Pouvez-vous nous en dire plus sur la place de marché ?

"La ‘marketplace’ de Maisons du Monde, qui est un projet stratégique, a été lancée avec succès en France au début du mois de novembre et sa performance est supérieure aux attentes. La marketplace augmente notre agilité et notre capacité à offrir des produits variés sans coûts logistiques puisque nous sommes sur un modèle de ‘drop shipping’. Nous suivons et adaptons régulièrement l’offre de produits tiers : notations, qualité du sourcing, critères RSE, délais de livraison, etc. Nous sommes aujourd’hui confortables avec les 20% de volume de ventes visés via la place de marché annoncés dans le cadre de notre plan 2024. Le modèle sur la marketplace consiste à enrichir notre offre avec des produits complémentaires, sans effet de cannibalisation, avec une commission perçue sur notre volume de ventes qui vient ajouter du chiffre d’affaires relutif sur nos marges d’EBITDA. Nous visons un accès omnicanal en France à ces produits tiers puis, dans un 2e temps, un déploiement de la place de marché dans les pays voisins de la France."

Source : Maisons du Monde

Votre paysage concurrentiel est bouleversé depuis 1 an. Qui sont aujourd’hui vos principaux concurrents ? 

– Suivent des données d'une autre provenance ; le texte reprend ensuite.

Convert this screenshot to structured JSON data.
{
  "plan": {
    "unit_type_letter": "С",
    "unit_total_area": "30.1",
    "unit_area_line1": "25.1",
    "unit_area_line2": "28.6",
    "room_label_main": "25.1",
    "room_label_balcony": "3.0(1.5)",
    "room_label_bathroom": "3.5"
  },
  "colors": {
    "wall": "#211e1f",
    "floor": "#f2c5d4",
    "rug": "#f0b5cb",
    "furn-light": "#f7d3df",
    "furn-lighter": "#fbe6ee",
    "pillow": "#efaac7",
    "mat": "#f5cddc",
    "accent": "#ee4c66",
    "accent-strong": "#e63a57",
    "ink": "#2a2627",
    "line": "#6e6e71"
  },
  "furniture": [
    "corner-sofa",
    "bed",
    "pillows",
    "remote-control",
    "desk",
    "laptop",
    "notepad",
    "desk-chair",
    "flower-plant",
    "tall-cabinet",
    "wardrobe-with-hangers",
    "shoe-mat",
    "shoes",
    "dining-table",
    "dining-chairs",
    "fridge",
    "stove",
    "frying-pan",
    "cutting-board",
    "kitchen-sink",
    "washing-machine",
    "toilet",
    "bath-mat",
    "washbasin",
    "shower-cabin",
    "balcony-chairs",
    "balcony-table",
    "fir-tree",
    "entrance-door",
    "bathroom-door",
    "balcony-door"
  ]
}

 "Nous n’avons pas d’équivalent sur la totalité de notre périmètre et de notre modèle. En termes de positionnement concurrentiel, nous sommes 4e en France derrière Ikéa et But-Conforama qui se sont rapprochés, et sont tous les trois positionnés sur le segment fonctionnel. Sur le segment inspirationnel et  multi-style, où les prix sont un peu supérieurs, nous sommes devant Alinéa, La Redoute, Zara Home, etc. Nous sommes les seuls à avoir ce positionnement équilibré meubles/décoration avec une présence omnicanale. A l’international, la situation diffère pays par pays."

 Concernant l’international, comment se passe le développement en Europe ? Et aux Etats-Unis ?

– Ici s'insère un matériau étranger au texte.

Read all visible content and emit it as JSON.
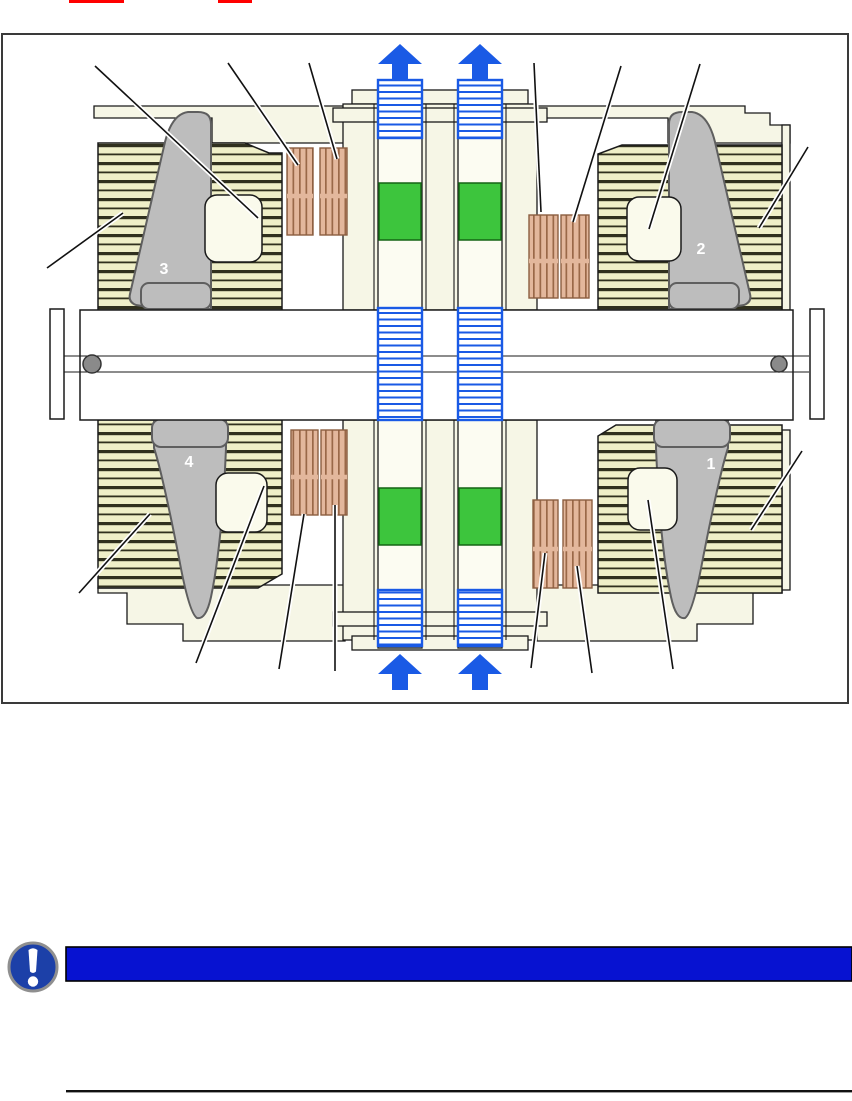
{
  "figure": {
    "kind": "machine-cross-section-diagram",
    "labels": {
      "sector_1": "1",
      "sector_2": "2",
      "sector_3": "3",
      "sector_4": "4"
    },
    "colors": {
      "housing_cream": "#F6F6E6",
      "winding_yellow": "#EFEFC8",
      "wedge_gray": "#BDBDBD",
      "coil_orange": "#E3B79C",
      "duct_green": "#3DC53D",
      "cooling_blue": "#1A5AE5",
      "red_mark": "#FF0000"
    }
  },
  "notice": {
    "icon": "exclamation-circle-icon",
    "bar_text": "",
    "bar_color": "#0712D1",
    "icon_color": "#1C40A8"
  }
}
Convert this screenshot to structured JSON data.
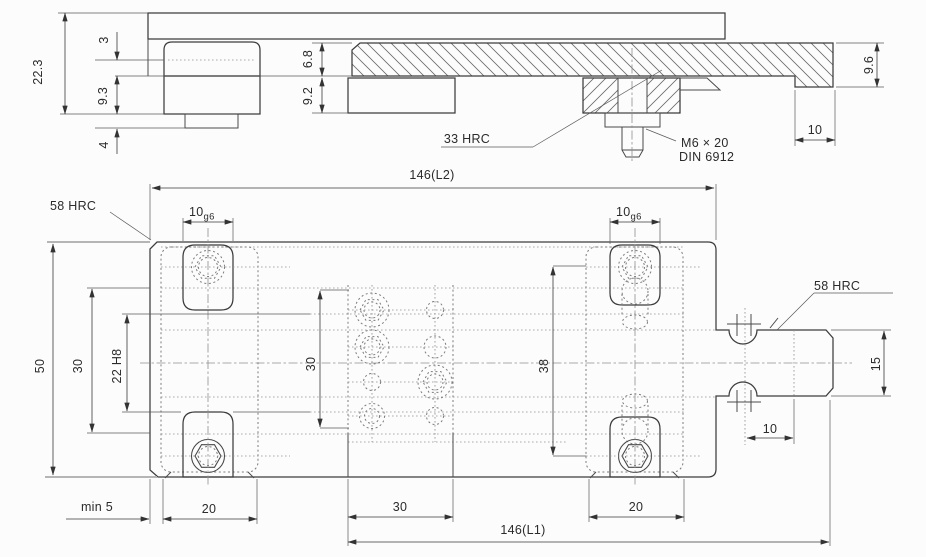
{
  "drawing": {
    "line_color": "#3c3c3c",
    "section_view": {
      "dims": {
        "total_height": "22.3",
        "gib_step": "3",
        "gib_depth": "9.3",
        "tab_height": "4",
        "rail_top": "6.8",
        "rail_bottom": "9.2",
        "end_height": "9.6",
        "end_offset": "10",
        "overall_length": "146(L2)"
      },
      "labels": {
        "hardness": "33 HRC",
        "screw": "M6 × 20",
        "screw_norm": "DIN 6912"
      }
    },
    "plan_view": {
      "dims": {
        "body_width": "50",
        "pocket_span": "30",
        "groove_width": "22 H8",
        "block_span": "30",
        "screw_span": "38",
        "tongue_width": "15",
        "tongue_inset": "10",
        "min_wall": "min 5",
        "slot_left_len": "20",
        "block_width": "30",
        "slot_right_len": "20",
        "overall_length": "146(L1)",
        "slot_fit_value": "10",
        "slot_fit_tol": "g6"
      },
      "labels": {
        "hardness_left": "58 HRC",
        "hardness_right": "58 HRC"
      }
    }
  }
}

 "Nous sommes aujourd’hui présents dans 12 pays avec encore un potentiel important dans chacun d’entre eux. Autant notre modèle duplique bien partout en Europe, avec récemment l’ouverture au Portugal qui fonctionne bien. Autant aux Etats-Unis, nous avons décidé de fermer nos deux magasins test en Floride début 2020 car le contexte ne nous a pas paru opportun pour investir et développer le concept Maisons du Monde dans ce pays. Cependant, avec Modani, chaîne américaine acquise en 2018, après un exercice 2019 d’investissement et de redressement de la rentabilité nécessaire suite à de nombreuses ouvertures, nous avons encore du potentiel outre-Atlantique. Avec 17 magasins fin 2020 contre 18 un an plus tôt, mais seulement 10 lors de la reprise, 2020 marquera l’amélioration de la profitabilité de Modani."

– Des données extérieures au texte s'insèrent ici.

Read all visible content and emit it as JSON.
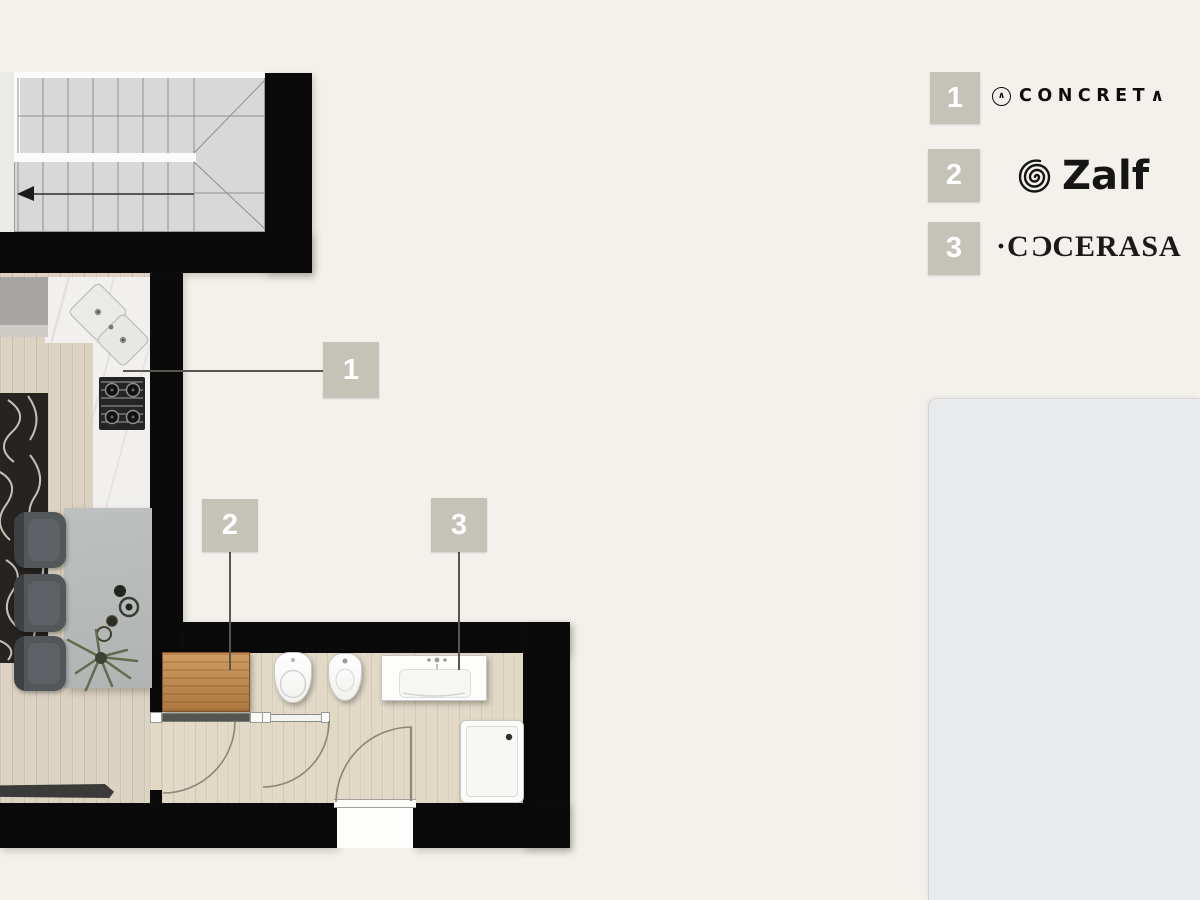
{
  "plan": {
    "markers": [
      {
        "number": "1"
      },
      {
        "number": "2"
      },
      {
        "number": "3"
      }
    ]
  },
  "legend": {
    "items": [
      {
        "number": "1",
        "mark": "∧",
        "text": "CONCRET",
        "suffix": "∧"
      },
      {
        "number": "2",
        "text": "Zalf"
      },
      {
        "number": "3",
        "pre": "·C",
        "mirrored": "C",
        "post": "CERASA"
      }
    ]
  },
  "colors": {
    "background": "#f4f1ed",
    "wall": "#0a0a0a",
    "badge": "#c5c3b8",
    "panel": "#e9eaeb"
  }
}
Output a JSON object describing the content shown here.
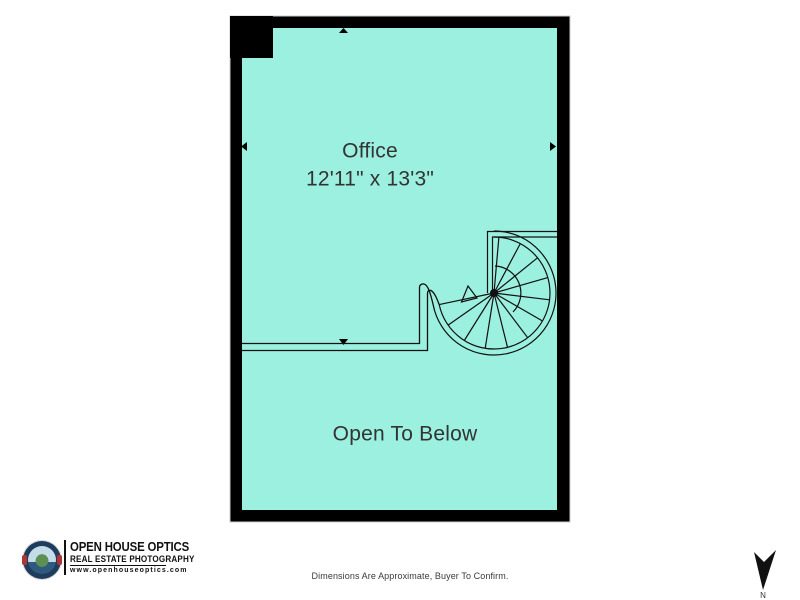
{
  "canvas": {
    "width": 800,
    "height": 600,
    "background": "#ffffff"
  },
  "floor_plan": {
    "fill_color": "#9BF0DF",
    "wall_color": "#000000",
    "rooms": [
      {
        "label": "Office",
        "dimensions": "12'11\" x 13'3\""
      },
      {
        "label": "Open To Below",
        "dimensions": ""
      }
    ],
    "features": [
      "spiral-staircase",
      "half-wall-railing",
      "wall-direction-markers"
    ]
  },
  "branding": {
    "company_name": "OPEN HOUSE OPTICS",
    "tagline": "REAL ESTATE PHOTOGRAPHY",
    "website": "www.openhouseoptics.com"
  },
  "footer": {
    "disclaimer": "Dimensions Are Approximate, Buyer To Confirm."
  },
  "compass": {
    "label": "N"
  }
}
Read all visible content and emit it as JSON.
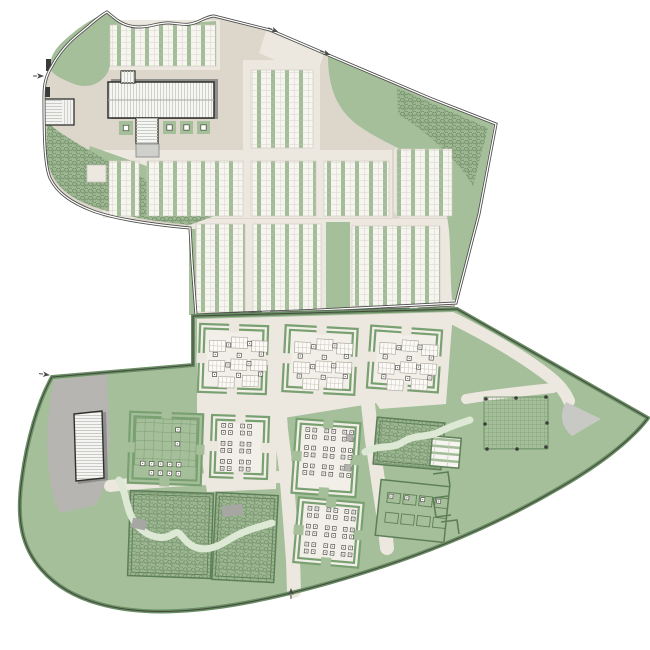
{
  "meta": {
    "drawing_type": "landscape-masterplan-site-plan",
    "canvas_width": 650,
    "canvas_height": 650
  },
  "palette": {
    "paper": "#ffffff",
    "beige": "#dcd6cb",
    "cream": "#ece8e0",
    "cream_light": "#f2efe8",
    "lawn": "#a5bf9a",
    "hedge": "#79a071",
    "hedge_dark": "#5d7f57",
    "edge_green": "#6b8f64",
    "ink": "#4a4a48",
    "building_fill": "#f6f6f3",
    "building_line": "#2f2f2d",
    "shadow": "#8e8e8c",
    "parking": "#b6b5b2",
    "apron": "#cfcfcc",
    "wedge": "#c8c8c5",
    "stream": "#dde8d5",
    "culvert": "#a6a6a3",
    "plot_green": "#a2bd98",
    "grid_line": "#6d9065"
  },
  "upper_site": {
    "stripe_blocks": [
      [
        110,
        25,
        106,
        41
      ],
      [
        251,
        70,
        62,
        78
      ],
      [
        109,
        161,
        30,
        55
      ],
      [
        147,
        161,
        96,
        55
      ],
      [
        251,
        161,
        65,
        55
      ],
      [
        324,
        161,
        65,
        55
      ],
      [
        397,
        149,
        55,
        67
      ],
      [
        196,
        224,
        49,
        88
      ],
      [
        253,
        224,
        68,
        88
      ],
      [
        352,
        226,
        88,
        80
      ]
    ],
    "green_band": [
      326,
      222,
      24,
      90
    ],
    "planters": [
      [
        119,
        121,
        14
      ],
      [
        163,
        121,
        13
      ],
      [
        180,
        121,
        13
      ],
      [
        197,
        121,
        13
      ]
    ],
    "wall_segments": [
      [
        197,
        315,
        262,
        313
      ],
      [
        270,
        313,
        410,
        309
      ],
      [
        418,
        309,
        455,
        307
      ]
    ]
  },
  "lower_site": {
    "courtyards": [
      {
        "id": "court-nw",
        "x": 199,
        "y": 325,
        "w": 68,
        "h": 68,
        "rot": 2,
        "wall": "hedge",
        "interior": "cream_light",
        "ground": "cream",
        "content": "tables"
      },
      {
        "id": "court-n",
        "x": 284,
        "y": 327,
        "w": 72,
        "h": 66,
        "rot": 3,
        "wall": "hedge",
        "interior": "cream_light",
        "ground": "cream",
        "content": "tables"
      },
      {
        "id": "court-ne",
        "x": 369,
        "y": 328,
        "w": 71,
        "h": 62,
        "rot": 4,
        "wall": "hedge",
        "interior": "cream_light",
        "ground": "cream",
        "content": "tables"
      },
      {
        "id": "court-grid",
        "x": 129,
        "y": 413,
        "w": 73,
        "h": 71,
        "rot": 2,
        "wall": "hedge",
        "interior": "lawn",
        "ground": "lawn",
        "content": "grid"
      },
      {
        "id": "court-c1",
        "x": 211,
        "y": 416,
        "w": 57,
        "h": 62,
        "rot": 2,
        "wall": "hedge",
        "interior": "cream_light",
        "ground": "cream",
        "content": "clusters"
      },
      {
        "id": "court-c2",
        "x": 294,
        "y": 421,
        "w": 64,
        "h": 74,
        "rot": 4,
        "wall": "hedge",
        "interior": "cream_light",
        "ground": "lawn",
        "content": "clusters",
        "gray_squares": true
      },
      {
        "id": "hedge-block-e",
        "x": 375,
        "y": 420,
        "w": 68,
        "h": 47,
        "rot": 5,
        "wall": "line",
        "interior": "hedge_texture"
      },
      {
        "id": "plot-block-small",
        "x": 431,
        "y": 437,
        "w": 29,
        "h": 30,
        "rot": 5,
        "wall": "line",
        "interior": "plot_h"
      },
      {
        "id": "hedge-block-sw",
        "x": 129,
        "y": 492,
        "w": 83,
        "h": 85,
        "rot": 2,
        "wall": "line",
        "interior": "hedge_texture"
      },
      {
        "id": "hedge-block-s",
        "x": 214,
        "y": 494,
        "w": 62,
        "h": 87,
        "rot": 3,
        "wall": "line",
        "interior": "hedge_texture"
      },
      {
        "id": "court-s",
        "x": 296,
        "y": 500,
        "w": 65,
        "h": 65,
        "rot": 5,
        "wall": "hedge",
        "interior": "cream_light",
        "ground": "lawn",
        "content": "clusters"
      },
      {
        "id": "court-plots",
        "x": 378,
        "y": 483,
        "w": 69,
        "h": 56,
        "rot": 6,
        "wall": "line",
        "interior": "lawn",
        "content": "plots"
      }
    ],
    "grid_square": {
      "x": 484,
      "y": 397,
      "w": 64,
      "h": 52,
      "dots": [
        [
          486,
          399
        ],
        [
          516,
          398
        ],
        [
          546,
          397
        ],
        [
          485,
          424
        ],
        [
          547,
          423
        ],
        [
          487,
          449
        ],
        [
          517,
          449
        ],
        [
          546,
          447
        ]
      ]
    },
    "content_offsets": {
      "tables_rects": [
        [
          10,
          16
        ],
        [
          32,
          12
        ],
        [
          52,
          15
        ],
        [
          10,
          36
        ],
        [
          32,
          34
        ],
        [
          52,
          34
        ],
        [
          20,
          52
        ],
        [
          44,
          50
        ]
      ],
      "tables_squares": [
        [
          27,
          18
        ],
        [
          48,
          16
        ],
        [
          27,
          38
        ],
        [
          48,
          36
        ],
        [
          14,
          28
        ],
        [
          38,
          28
        ],
        [
          14,
          48
        ],
        [
          60,
          26
        ],
        [
          60,
          46
        ],
        [
          38,
          48
        ]
      ],
      "cluster_origins": [
        [
          10,
          8
        ],
        [
          29,
          8
        ],
        [
          47,
          8
        ],
        [
          10,
          26
        ],
        [
          29,
          26
        ],
        [
          47,
          26
        ],
        [
          10,
          44
        ],
        [
          29,
          44
        ],
        [
          47,
          44
        ]
      ],
      "cluster_cells": [
        [
          0,
          0
        ],
        [
          7,
          0
        ],
        [
          0,
          7
        ],
        [
          7,
          7
        ]
      ],
      "grid_squares": [
        [
          12,
          49
        ],
        [
          21,
          49
        ],
        [
          30,
          49
        ],
        [
          39,
          49
        ],
        [
          48,
          49
        ],
        [
          21,
          58
        ],
        [
          30,
          58
        ],
        [
          39,
          58
        ],
        [
          48,
          58
        ],
        [
          46,
          14
        ],
        [
          46,
          28
        ]
      ],
      "plots_rows": [
        12,
        32
      ],
      "plots_cols": [
        8,
        24,
        40,
        56
      ]
    }
  },
  "markers": [
    {
      "name": "gate-arrow-north-1",
      "x": 271,
      "y": 29,
      "angle": 22
    },
    {
      "name": "gate-arrow-north-2",
      "x": 323,
      "y": 52,
      "angle": 22
    },
    {
      "name": "gate-arrow-west-upper",
      "x": 36,
      "y": 76,
      "angle": 0
    },
    {
      "name": "gate-arrow-west-lower",
      "x": 42,
      "y": 374,
      "angle": 8
    },
    {
      "name": "gate-arrow-south",
      "x": 291,
      "y": 596,
      "angle": -90
    }
  ]
}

 Le fonds Suisse Teleios a pris une part importante du capital de Maisons du Monde, avec une volonté affichée d’infléchir certaines décisions. Quelle influence ont-ils sur l’entreprise ?  

"Le fonds a monté progressivement sa position depuis juin 2019 et pointe aujourd’hui à plus de 20%, ce qui en fait le 1er actionnaire du Groupe. Nous avons avec eux des échanges réguliers et constructifs. Les échanges sont cordiaux entre nos actionnaires, le conseil d’administration, renouvelé, et la direction."

Quelle est la politique financière de l’entreprise ?

"La réduction de l’endettement fait partie des priorités. Hors acquisitions, que nous ne nous interdisons pas mais qui ne sont pas d’actualité, nous avons annoncé dans notre feuille de route 2024 viser 300 M€ de free cash flow cumulé et la poursuite de notre politique de retour à l’actionnaire via le dividende. La crise sanitaire nous a conduit, par prudence, à recourir à un PGE de 150 M€ que nous n’avons pas utilisé. Nous indiquerons nos intentions quant à son remboursement dans les prochaines semaines. Cette situation nous a contraint à stopper le versement de tout dividende en 2020. Nous souhaitons cependant reprendre son versement dès que possible."

De quelles initiatives récentes êtes-vous fiers chez Maisons du Monde en matière de RSE ?

"Tout au long de l’année, Maisons du Monde a poursuivi ses actions pour agir en entreprise citoyenne et solidaire. Avec ses clients, Maisons du Monde et sa Fondation ont donné près d’1 million d’euros à 27 associations pour préserver les arbres et les forêts. Dans le monde entier, celles-ci mettent en place sur le terrain des programmes de préservation menés par et pour les populations locales. En 2020, ce sont 565 000 € donnés par la Fondation Maisons du Monde et 418 000 € collectés grâce à l’arrondi et notre produit partage (une gourde dont deux euros étaient reversés à la Fondation Jane Goodall). Nous avons également donné plus de 70 000 euros à la Croix Rouge et à Emmaüs. Et plus de 37 000 produits ont été donnés aux soignants, à la Fondation des Femmes, à Emmaüs et à la Croix Rouge."